Haiti

A instabilidade política em 2019 continuou a dificultar a capacidade do governo haitiano de satisfazer as necessidades básicas do seu povo, resolver problemas de direitos humanos de longa data e enfrentar crises humanitárias.

Em julho de 2018, o anúncio do governo de que eliminaria os subsídios, permitindo que os preços dos combustíveis aumentassem até 50%, levou a protestos generalizados e à pior agitação civil que o país tem visto em anos. Em fevereiro de 2019, as manifestações se intensificaram depois que o governo declarou estado de emergência econômica, com grupos de oposição exigindo a demissão do presidente Jovenel Moïse em meio a alegações de que ele havia administrado mal os fundos governamentais destinados a programas sociais. Em setembro, os protestos antigovernamentais cresceram em tamanho e a polícia respondeu em vários casos com força excessiva. Na época em que escrevi, o Haiti estava entrando em sua 10ª semana de manifestações e confrontos políticos.

Corrupção, vulnerabilidade a desastres naturais, ressurgimento da violência de gangues e uso desproporcional da força pela polícia contra os manifestantes continuam sendo as maiores preocupações com os direitos humanos no Haiti.

Deslocamento

Haitianos continuam suscetíveis ao deslocamento por desastres naturais, incluindo tempestades tropicais e furacões.
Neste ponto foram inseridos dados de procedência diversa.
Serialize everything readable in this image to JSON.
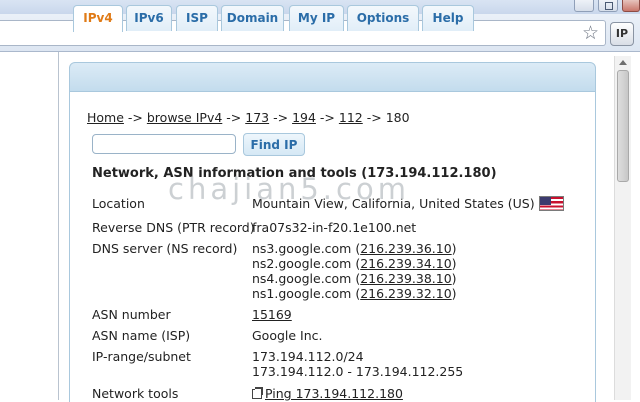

Mais de 140.000 famílias ainda precisam de abrigo decente mais de três anos após o Furacão Mateus ter causado, por várias estimativas, entre 540 e 1.000 mortes. Quase mais 9.000 pessoas foram desalojadas em 2018, a maioria devido a casas destruídas por um terremoto em outubro.

A partir de janeiro de 2019, quase 35.000 pessoas, mais da metade delas mulheres e crianças, viveram em campos de desalojamento formados após um terremoto de 2010. As autoridades não forneceram assistência para reassentá-los ou devolvê-los aos seus locais de origem.

Direitos à Saúde, Água e Alimentação

As comunidades mais vulneráveis do país continuam a enfrentar riscos ambientais, como o desmatamento generalizado, a poluição proveniente da indústria e o acesso limitado a água potável e saneamento. Cerca de 2,6 milhões de haitianos – aproximadamente um quarto da população do país – vivem com a insegurança alimentar. A baixa precipitação afecta cronicamente grande parte do país.

Desde a sua introdução pelas forças de manutenção da paz da ONU em 2010, a cólera já infectou mais de 820.000 pessoas e ceifou quase 10.000 vidas. Contudo, a intensificação dos esforços de controlo – incluindo uma ambiciosa campanha de vacinação – resultou num declínio significativo dos casos, de mais de 41.000 casos suspeitos e 440 mortes em 2016 para pouco mais de 300 casos suspeitos e três mortes de Janeiro a Abril de 2019.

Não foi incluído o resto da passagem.